For the second time, an employee in the California Department of Justice was caught impersonating as a sworn law enforcement officer. California Attorney General and Democratic Senate candidate Kamala Harris’ office was rocked last month when one of her direct aides was arrested on charges of impersonating a police officer after he took a leading role in setting up a fake police department. Harris has made no comment on either case.
The Attorney General is again under fire for withholding information that that there was an investigation of a secretary in her department who was convicted of unlawfully using one of the department’s badges to pose as a deputy attorney general last year.

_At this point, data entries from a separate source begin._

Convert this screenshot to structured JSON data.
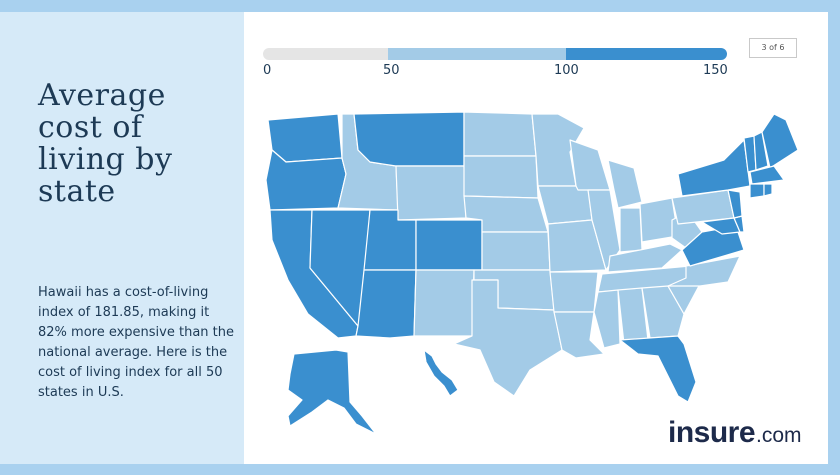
{
  "title": "Average cost of living by state",
  "description": "Hawaii has a cost-of-living index of 181.85, making it 82% more expensive than the national average. Here is the cost of living index for all 50 states in U.S.",
  "page_indicator": "3 of 6",
  "legend": {
    "ticks": [
      "0",
      "50",
      "100",
      "150"
    ],
    "colors": {
      "low": "#e5e5e5",
      "mid": "#a3cbe7",
      "high": "#3a8fcf"
    }
  },
  "logo": {
    "brand": "insure",
    "suffix": ".com"
  },
  "map": {
    "high_states": [
      "WA",
      "OR",
      "CA",
      "NV",
      "UT",
      "CO",
      "AZ",
      "MT",
      "AK",
      "HI",
      "NY",
      "VT",
      "NH",
      "ME",
      "MA",
      "RI",
      "CT",
      "NJ",
      "DE",
      "MD",
      "VA",
      "FL"
    ],
    "mid_states": [
      "ID",
      "WY",
      "ND",
      "SD",
      "NE",
      "KS",
      "OK",
      "TX",
      "NM",
      "MN",
      "IA",
      "MO",
      "AR",
      "LA",
      "WI",
      "IL",
      "MI",
      "IN",
      "OH",
      "KY",
      "TN",
      "MS",
      "AL",
      "GA",
      "SC",
      "NC",
      "WV",
      "PA"
    ]
  }
}
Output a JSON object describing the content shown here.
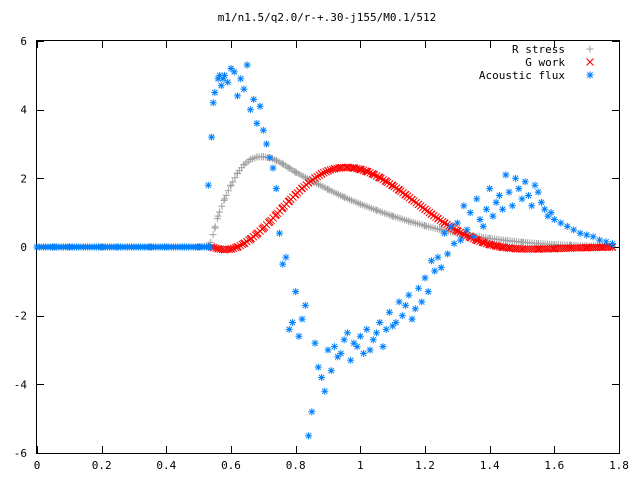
{
  "chart_data": {
    "type": "scatter",
    "title": "m1/n1.5/q2.0/r-+.30-j155/M0.1/512",
    "xlabel": "",
    "ylabel": "",
    "xlim": [
      0,
      1.8
    ],
    "ylim": [
      -6,
      6
    ],
    "x_ticks": [
      "0",
      "0.2",
      "0.4",
      "0.6",
      "0.8",
      "1",
      "1.2",
      "1.4",
      "1.6",
      "1.8"
    ],
    "x_tick_values": [
      0,
      0.2,
      0.4,
      0.6,
      0.8,
      1.0,
      1.2,
      1.4,
      1.6,
      1.8
    ],
    "y_ticks": [
      "6",
      "4",
      "2",
      "0",
      "-2",
      "-4",
      "-6"
    ],
    "y_tick_values": [
      6,
      4,
      2,
      0,
      -2,
      -4,
      -6
    ],
    "grid": false,
    "legend_position": "top-right",
    "series": [
      {
        "name": "R stress",
        "marker": "+",
        "color": "#a0a0a0",
        "x": [
          0.0,
          0.1,
          0.2,
          0.3,
          0.4,
          0.5,
          0.535,
          0.55,
          0.56,
          0.58,
          0.6,
          0.62,
          0.64,
          0.66,
          0.68,
          0.7,
          0.72,
          0.74,
          0.76,
          0.78,
          0.8,
          0.85,
          0.9,
          0.95,
          1.0,
          1.05,
          1.1,
          1.15,
          1.2,
          1.25,
          1.3,
          1.35,
          1.4,
          1.45,
          1.5,
          1.55,
          1.6,
          1.65,
          1.7,
          1.75,
          1.78
        ],
        "y": [
          0,
          0,
          0,
          0,
          0,
          0,
          0.05,
          0.55,
          0.9,
          1.4,
          1.8,
          2.15,
          2.4,
          2.55,
          2.62,
          2.63,
          2.6,
          2.52,
          2.42,
          2.3,
          2.18,
          1.92,
          1.68,
          1.45,
          1.25,
          1.07,
          0.9,
          0.75,
          0.62,
          0.5,
          0.4,
          0.32,
          0.25,
          0.19,
          0.14,
          0.1,
          0.07,
          0.05,
          0.03,
          0.02,
          0.01
        ]
      },
      {
        "name": "G work",
        "marker": "x",
        "color": "#ff0000",
        "x": [
          0.54,
          0.56,
          0.58,
          0.6,
          0.62,
          0.64,
          0.66,
          0.68,
          0.7,
          0.72,
          0.74,
          0.76,
          0.78,
          0.8,
          0.82,
          0.84,
          0.86,
          0.88,
          0.9,
          0.92,
          0.94,
          0.96,
          0.98,
          1.0,
          1.02,
          1.04,
          1.06,
          1.08,
          1.1,
          1.12,
          1.14,
          1.16,
          1.18,
          1.2,
          1.22,
          1.24,
          1.26,
          1.28,
          1.3,
          1.32,
          1.34,
          1.36,
          1.38,
          1.4,
          1.42,
          1.44,
          1.46,
          1.48,
          1.5,
          1.55,
          1.6,
          1.65,
          1.7,
          1.75,
          1.78
        ],
        "y": [
          0,
          -0.05,
          -0.08,
          -0.06,
          0.0,
          0.1,
          0.23,
          0.38,
          0.55,
          0.74,
          0.94,
          1.14,
          1.34,
          1.53,
          1.71,
          1.87,
          2.01,
          2.13,
          2.22,
          2.28,
          2.31,
          2.32,
          2.3,
          2.26,
          2.2,
          2.12,
          2.02,
          1.91,
          1.79,
          1.66,
          1.52,
          1.38,
          1.24,
          1.1,
          0.96,
          0.83,
          0.7,
          0.58,
          0.47,
          0.37,
          0.28,
          0.2,
          0.13,
          0.07,
          0.03,
          -0.01,
          -0.03,
          -0.05,
          -0.06,
          -0.06,
          -0.05,
          -0.03,
          -0.02,
          -0.01,
          0.0
        ]
      },
      {
        "name": "Acoustic flux",
        "marker": "*",
        "color": "#0080ff",
        "x": [
          0.0,
          0.05,
          0.1,
          0.15,
          0.2,
          0.25,
          0.3,
          0.35,
          0.4,
          0.45,
          0.5,
          0.535,
          0.53,
          0.54,
          0.545,
          0.55,
          0.56,
          0.565,
          0.57,
          0.575,
          0.58,
          0.59,
          0.6,
          0.61,
          0.62,
          0.63,
          0.64,
          0.65,
          0.66,
          0.67,
          0.68,
          0.69,
          0.7,
          0.71,
          0.72,
          0.73,
          0.74,
          0.75,
          0.76,
          0.77,
          0.78,
          0.79,
          0.8,
          0.81,
          0.82,
          0.83,
          0.84,
          0.85,
          0.86,
          0.87,
          0.88,
          0.89,
          0.9,
          0.91,
          0.92,
          0.93,
          0.94,
          0.95,
          0.96,
          0.97,
          0.98,
          0.99,
          1.0,
          1.01,
          1.02,
          1.03,
          1.04,
          1.05,
          1.06,
          1.07,
          1.08,
          1.09,
          1.1,
          1.11,
          1.12,
          1.13,
          1.14,
          1.15,
          1.16,
          1.17,
          1.18,
          1.19,
          1.2,
          1.21,
          1.22,
          1.23,
          1.24,
          1.25,
          1.26,
          1.27,
          1.28,
          1.29,
          1.3,
          1.31,
          1.32,
          1.33,
          1.34,
          1.35,
          1.36,
          1.37,
          1.38,
          1.39,
          1.4,
          1.41,
          1.42,
          1.43,
          1.44,
          1.45,
          1.46,
          1.47,
          1.48,
          1.49,
          1.5,
          1.51,
          1.52,
          1.53,
          1.54,
          1.55,
          1.56,
          1.57,
          1.58,
          1.59,
          1.6,
          1.62,
          1.64,
          1.66,
          1.68,
          1.7,
          1.72,
          1.74,
          1.76,
          1.78
        ],
        "y": [
          0,
          0,
          0,
          0,
          0,
          0,
          0,
          0,
          0,
          0,
          0,
          0,
          1.8,
          3.2,
          4.2,
          4.5,
          4.9,
          5.0,
          4.7,
          4.9,
          5.0,
          4.8,
          5.2,
          5.1,
          4.4,
          4.9,
          4.6,
          5.3,
          4.0,
          4.3,
          3.6,
          4.1,
          3.4,
          3.0,
          2.6,
          2.3,
          1.7,
          0.4,
          -0.5,
          -0.3,
          -2.4,
          -2.2,
          -1.3,
          -2.6,
          -2.1,
          -1.7,
          -5.5,
          -4.8,
          -2.8,
          -3.5,
          -3.8,
          -4.2,
          -3.0,
          -3.6,
          -2.9,
          -3.2,
          -3.1,
          -2.7,
          -2.5,
          -3.3,
          -2.8,
          -2.9,
          -2.6,
          -3.1,
          -2.4,
          -3.0,
          -2.7,
          -2.5,
          -2.2,
          -2.9,
          -2.4,
          -1.9,
          -2.3,
          -2.2,
          -1.6,
          -2.0,
          -1.7,
          -1.4,
          -2.1,
          -1.8,
          -1.2,
          -1.6,
          -0.9,
          -1.3,
          -0.4,
          -0.7,
          -0.3,
          -0.6,
          0.4,
          -0.2,
          0.6,
          0.1,
          0.7,
          0.2,
          1.2,
          0.5,
          1.0,
          0.3,
          1.4,
          0.8,
          0.6,
          1.1,
          1.7,
          0.9,
          1.3,
          1.5,
          1.1,
          2.1,
          1.6,
          1.2,
          2.0,
          1.7,
          1.4,
          1.9,
          1.5,
          1.2,
          1.8,
          1.6,
          1.3,
          1.1,
          0.9,
          1.0,
          0.8,
          0.7,
          0.6,
          0.5,
          0.4,
          0.35,
          0.3,
          0.2,
          0.15,
          0.1
        ]
      }
    ]
  }
}
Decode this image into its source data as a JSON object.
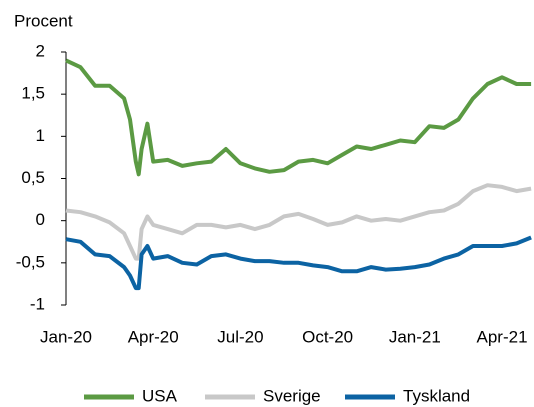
{
  "chart_data": {
    "type": "line",
    "y_label": "Procent",
    "x": [
      0,
      0.5,
      1,
      1.5,
      2,
      2.2,
      2.4,
      2.5,
      2.6,
      2.8,
      3,
      3.5,
      4,
      4.5,
      5,
      5.5,
      6,
      6.5,
      7,
      7.5,
      8,
      8.5,
      9,
      9.5,
      10,
      10.5,
      11,
      11.5,
      12,
      12.5,
      13,
      13.5,
      14,
      14.5,
      15,
      15.5,
      16
    ],
    "xlim": [
      0,
      16.1
    ],
    "xticks": [
      {
        "value": 0,
        "label": "Jan-20"
      },
      {
        "value": 3,
        "label": "Apr-20"
      },
      {
        "value": 6,
        "label": "Jul-20"
      },
      {
        "value": 9,
        "label": "Oct-20"
      },
      {
        "value": 12,
        "label": "Jan-21"
      },
      {
        "value": 15,
        "label": "Apr-21"
      }
    ],
    "ylim": [
      -1,
      2
    ],
    "yticks": [
      2,
      {
        "value": 1.5,
        "label": "1,5"
      },
      1,
      {
        "value": 0.5,
        "label": "0,5"
      },
      0,
      {
        "value": -0.5,
        "label": "-0,5"
      },
      -1
    ],
    "legend": "bottom",
    "series": [
      {
        "name": "USA",
        "color": "#5b9a43",
        "values": [
          1.9,
          1.82,
          1.6,
          1.6,
          1.45,
          1.2,
          0.7,
          0.55,
          0.85,
          1.15,
          0.7,
          0.72,
          0.65,
          0.68,
          0.7,
          0.85,
          0.68,
          0.62,
          0.58,
          0.6,
          0.7,
          0.72,
          0.68,
          0.78,
          0.88,
          0.85,
          0.9,
          0.95,
          0.93,
          1.12,
          1.1,
          1.2,
          1.45,
          1.62,
          1.7,
          1.62,
          1.62
        ]
      },
      {
        "name": "Sverige",
        "color": "#c8c8c8",
        "values": [
          0.12,
          0.1,
          0.05,
          -0.02,
          -0.15,
          -0.3,
          -0.45,
          -0.45,
          -0.1,
          0.05,
          -0.05,
          -0.1,
          -0.15,
          -0.05,
          -0.05,
          -0.08,
          -0.05,
          -0.1,
          -0.05,
          0.05,
          0.08,
          0.02,
          -0.05,
          -0.02,
          0.05,
          0.0,
          0.02,
          0.0,
          0.05,
          0.1,
          0.12,
          0.2,
          0.35,
          0.42,
          0.4,
          0.35,
          0.38
        ]
      },
      {
        "name": "Tyskland",
        "color": "#0c63a3",
        "values": [
          -0.22,
          -0.25,
          -0.4,
          -0.42,
          -0.55,
          -0.65,
          -0.8,
          -0.8,
          -0.4,
          -0.3,
          -0.45,
          -0.42,
          -0.5,
          -0.52,
          -0.42,
          -0.4,
          -0.45,
          -0.48,
          -0.48,
          -0.5,
          -0.5,
          -0.53,
          -0.55,
          -0.6,
          -0.6,
          -0.55,
          -0.58,
          -0.57,
          -0.55,
          -0.52,
          -0.45,
          -0.4,
          -0.3,
          -0.3,
          -0.3,
          -0.27,
          -0.2
        ]
      }
    ]
  }
}
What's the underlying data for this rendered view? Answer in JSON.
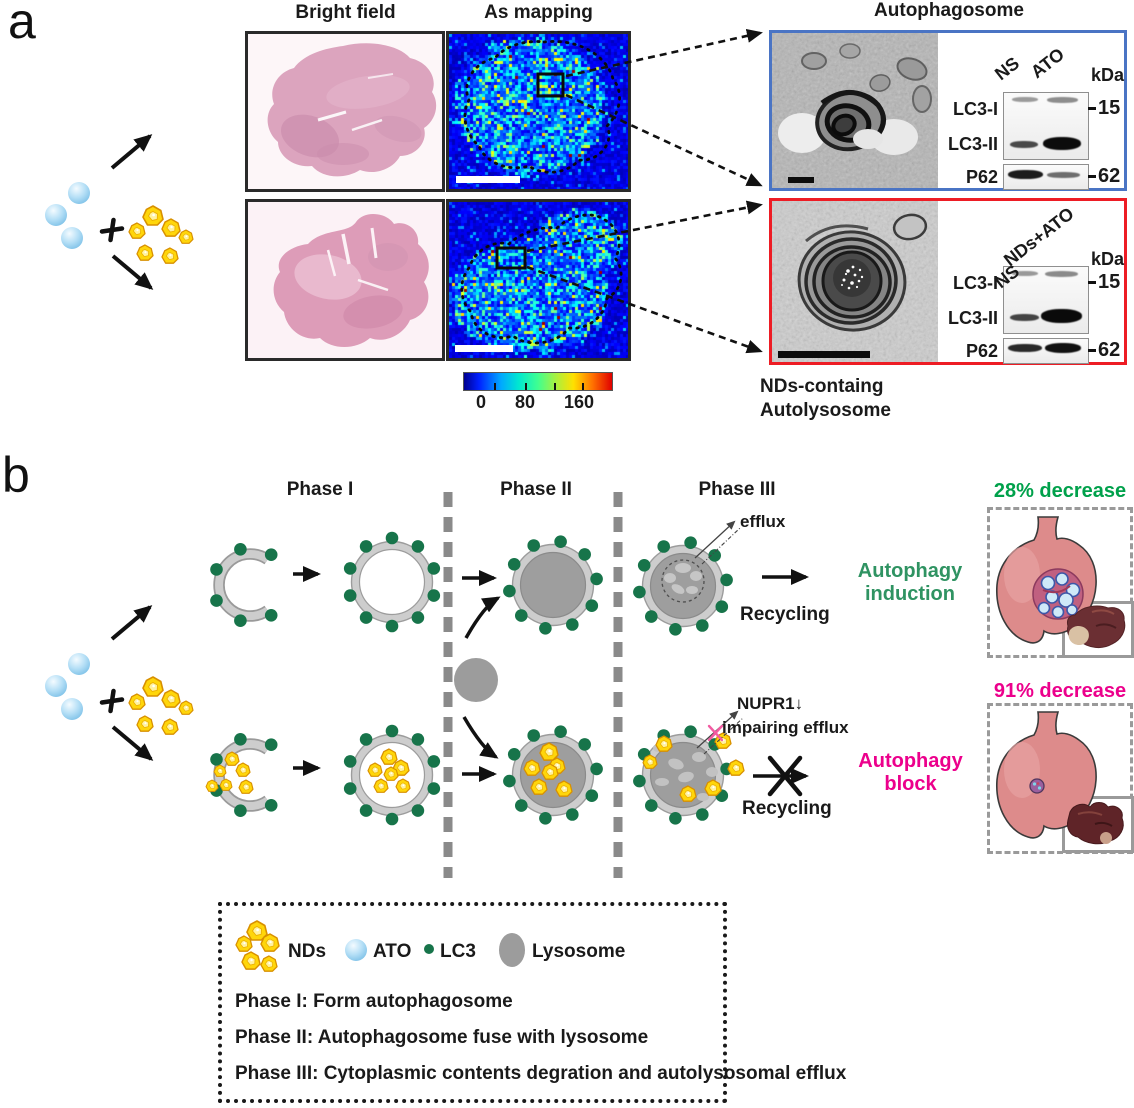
{
  "panel_a": {
    "label": "a",
    "headers": {
      "bright_field": "Bright field",
      "as_mapping": "As mapping",
      "autophagosome": "Autophagosome"
    },
    "autolysosome_caption": {
      "line1": "NDs-containg",
      "line2": "Autolysosome"
    },
    "colorbar": {
      "tick_labels": [
        "0",
        "80",
        "160"
      ],
      "range": [
        0,
        160
      ]
    },
    "blot_top": {
      "lanes": [
        "NS",
        "ATO"
      ],
      "unit": "kDa",
      "rows": [
        "LC3-I",
        "LC3-II",
        "P62"
      ],
      "markers": [
        "15",
        "62"
      ]
    },
    "blot_bottom": {
      "lanes": [
        "NS",
        "NDs+ATO"
      ],
      "unit": "kDa",
      "rows": [
        "LC3-I",
        "LC3-II",
        "P62"
      ],
      "markers": [
        "15",
        "62"
      ]
    }
  },
  "panel_b": {
    "label": "b",
    "phase_headers": [
      "Phase I",
      "Phase II",
      "Phase III"
    ],
    "top_pathway": {
      "efflux": "efflux",
      "recycling": "Recycling",
      "outcome_line1": "Autophagy",
      "outcome_line2": "induction",
      "result": "28% decrease"
    },
    "bottom_pathway": {
      "nupr1": "NUPR1↓",
      "impairing": "impairing efflux",
      "recycling": "Recycling",
      "outcome_line1": "Autophagy",
      "outcome_line2": "block",
      "result": "91% decrease"
    }
  },
  "legend": {
    "items": [
      {
        "label": "NDs"
      },
      {
        "label": "ATO"
      },
      {
        "label": "LC3"
      },
      {
        "label": "Lysosome"
      }
    ],
    "phases": [
      "Phase I: Form autophagosome",
      "Phase II: Autophagosome fuse with lysosome",
      "Phase III: Cytoplasmic contents degration and autolysosomal efflux"
    ]
  },
  "colors": {
    "green_text": "#2f9362",
    "bright_green": "#00a14b",
    "magenta": "#ec008c",
    "lc3_dot": "#17744a",
    "blue_frame": "#4a74c4",
    "red_frame": "#ed1c24"
  }
}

Adrienne Mayr, while a secretary a secretary with the Department of Justice, was arrested after repeatedly flashed the badge of a deceased deputy attorney general at drivers on Los Angeles County road. He also once used his car and the badge to pull over and trap a mother and child at an intersection.
California Highway Patrol spokesman Doris Peniche told the Los Angeles Times that after Mayr was arrested for exhibiting a badge to defraud, receiving stolen property, child endangerment and false imprisonment, she was charged her with unlawful use of a badge and impersonating a sworn public officer. Mayr has since pleaded no contest to using the badge and the second charge was dismissed, according to the court docket. Despite criminal charges, Mayr appears to only be paying fees and fines.
The Times reported that when confronted, Kamala Harris’ spokesman David Beltran acknowledged the department was aware of the case. “We have an ongoing personnel investigation into the matter. We can’t comment on disciplinary action that may be taken, but this case is serious and troubling,” Beltran said. “After the personnel investigation is completed, appropriate action will be taken.”
California Attorney General and 2016 Democratic Senate candidate Kamala Harris’ departmental lack of transparency comes after last month’s bazaar revelation that Harris’ Deputy Director of Community Affairs Brandon Kiel was put on paid leave after being arrested on charges of impersonating a police officer and with misusing his government I.D.
Investigators would later discover that Kiel also allegedly set up a fake police department with two other co-conspirators, David Henry and Tonette Hayes. They allegedly claimed to represent the Masonic Fraternal Police Department, a group they said had jurisdiction in 33 states and Mexico and that traces its roots back 3,000 years to the Order of the Knights Templar, which led the First Crusade from 1096 to 1099 AD.
Brandon Kiel is facing six criminal counts of impersonating a sworn peace officer and is expected back in court next month after being arraigned. Beltran said as Harris’ department spokesman that Kiel was placed also on paid leave pending both internal and criminal investigations and that Harris has received regular briefings on the case.
The California Highway Patrol began investigating Mayer after receiving a complaint from a driver in Whittier that a woman had waved a badge and accosted her several times while driving in March 2014.
Mayr on April 8 allegedly flashed the badge and then used her car to box in the woman and her 11-year-old daughter in the middle of an intersection. The two women engaged in a confrontation until Mayer moved out of the intersection. The Whittier woman used her cell phone to take a picture of Mayer’s license plate and later showed it to police.
Mayr told investigators the badge was a keepsake from one of her late colleague and she didn’t use it “very often,” except to cut in line in court to retrieve documents. The deceased badge holder’s wife and son both told investigators they had never met Mayer and did not give permission to anyone to have the badge, according to the CBS News Los Angeles affiliate.